The story of Stargirl is the tale of what happens to those who are different in an American public high school. Recognized for what it really is in this story, the over conforming and intolerant culture of the American public high school is set in an Mica, Arizona, a town that is built around the electronics industry. Stargirl is a new student who was previously home schooled but has decided on making more friends by attending the local high school. The story is told by Leo Borlock, a fellow student, who has found his own niche by inventing with a friend a TV show called Hot Seat. Hot Seat features an interview of a local high school teen by an interviewer and a jury that can ask questions of the interviewee. Stargirl arrives on campus and she immediately attracts attention because she is very different. She plays a ukelele, keeps a pet rat in her tote bag, treats everyone with kindness and serenades them in the lunchroom on their birthdays. The other students are aghast. Then Stargirl becomes even more outrageous by attending the football game of the perennially losing team. Her antics are so outrageous at sports events that everyone actually starts attending, and to everyone's surprise, the teams start winning. Stargirl is invited to be a cheerleader, and she actually is very good and begins to be well liked. But Stargirl cheers for every touchdown and basket (even the other team's), and this completely baffles the student body and then turns them against her.

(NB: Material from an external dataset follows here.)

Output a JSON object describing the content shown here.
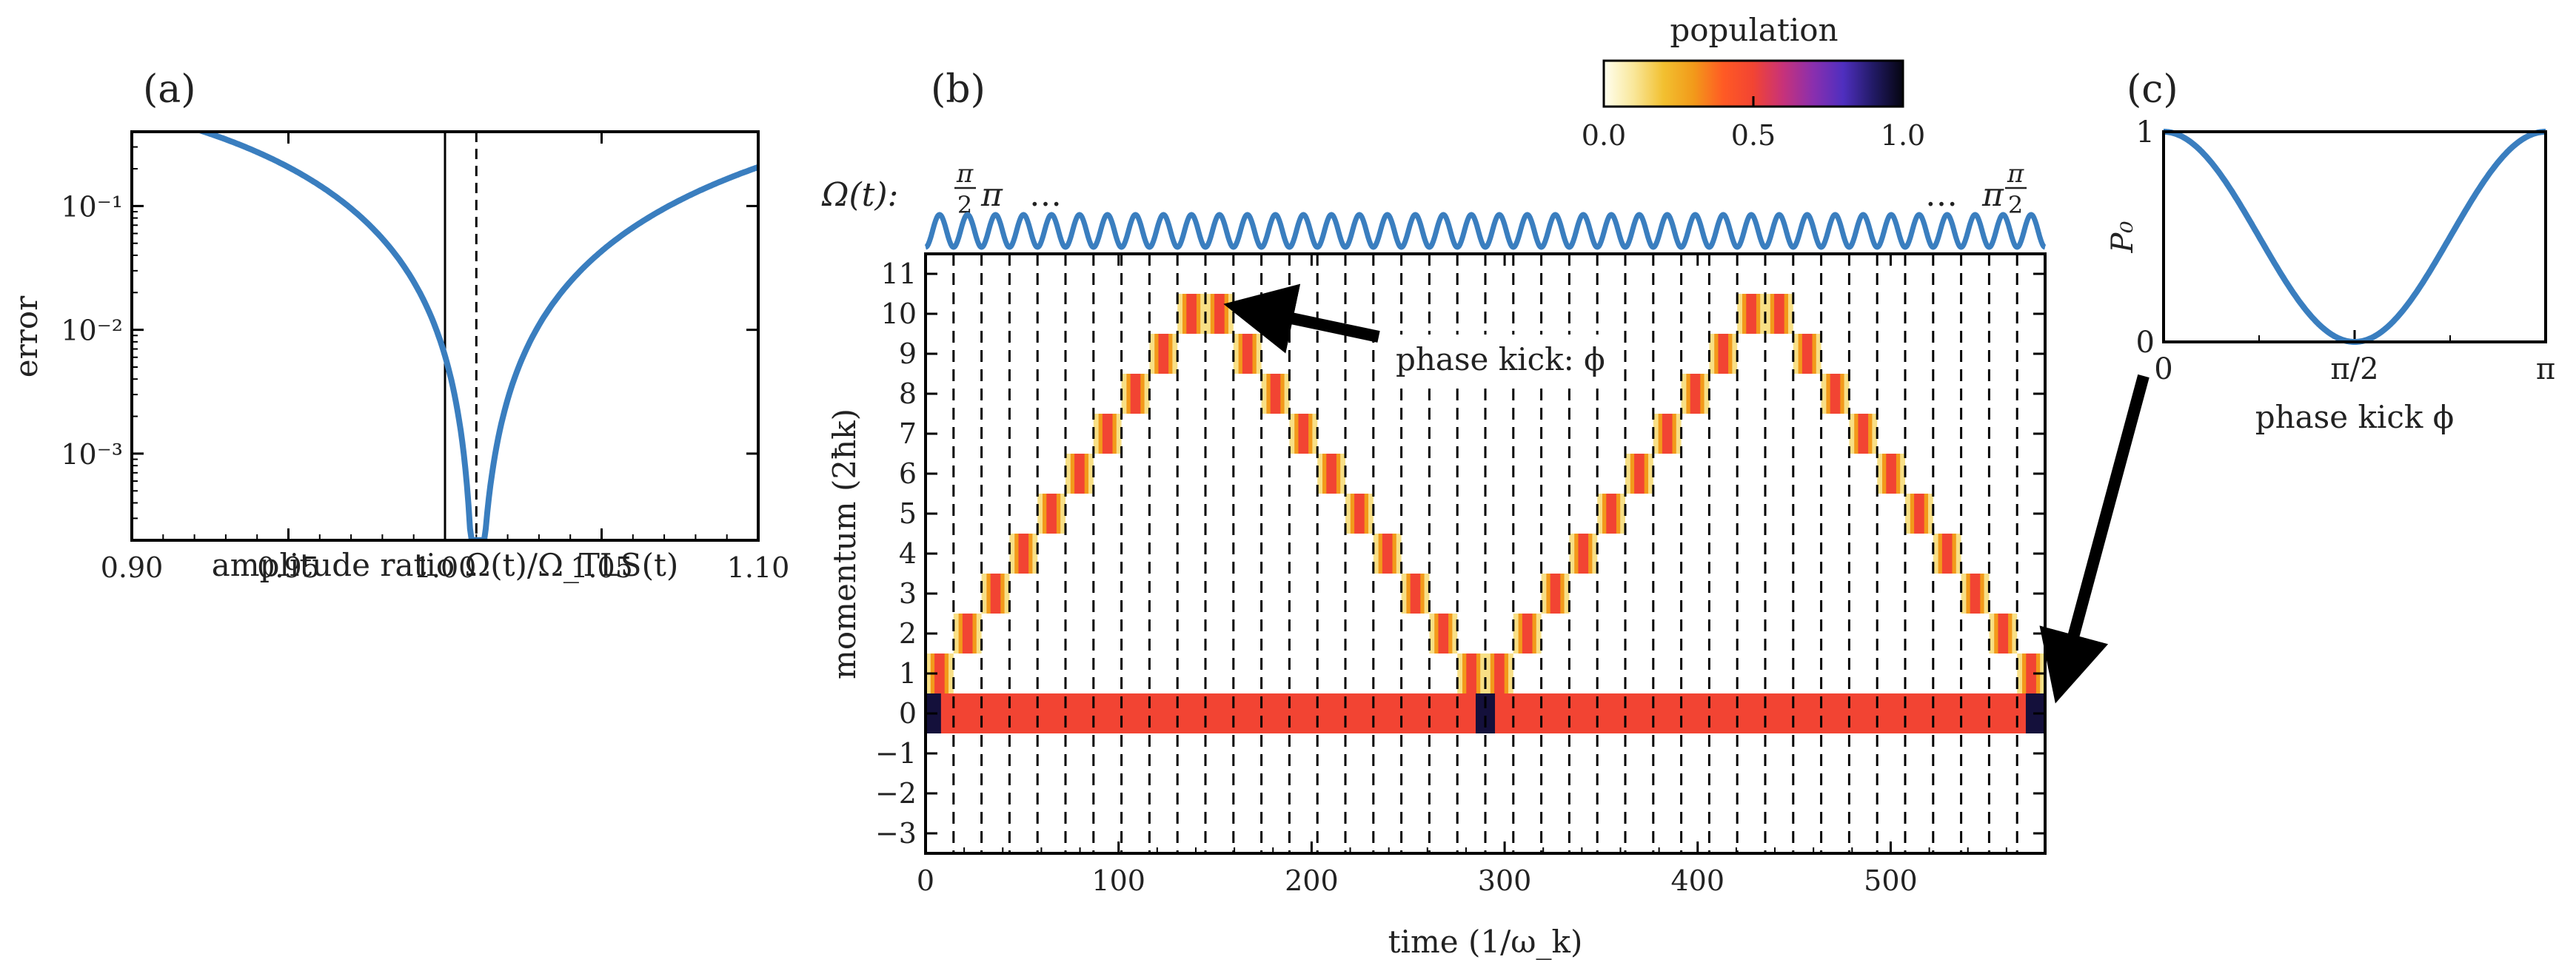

Things begin to change for Stargirl and for Leo Borlock, who has fallen in love with her. Leo actually finds himself suggesting that Stargirl become more like the other students, "normal". But when Stargirl studies hard about how to become "normal," it makes things worse. Fitting in does not work, so she returns to being herself. The big surprise comes when Stargirl shows up at the Octillo prom as herself. Her final triumph is a complete surprise to everyone, and it somehow leaves a lasting impression that endures through class reunions.
Stargirl deserves the respect it has achieved; it will undoubtedly reach even more readers now that it has been published in paperback form.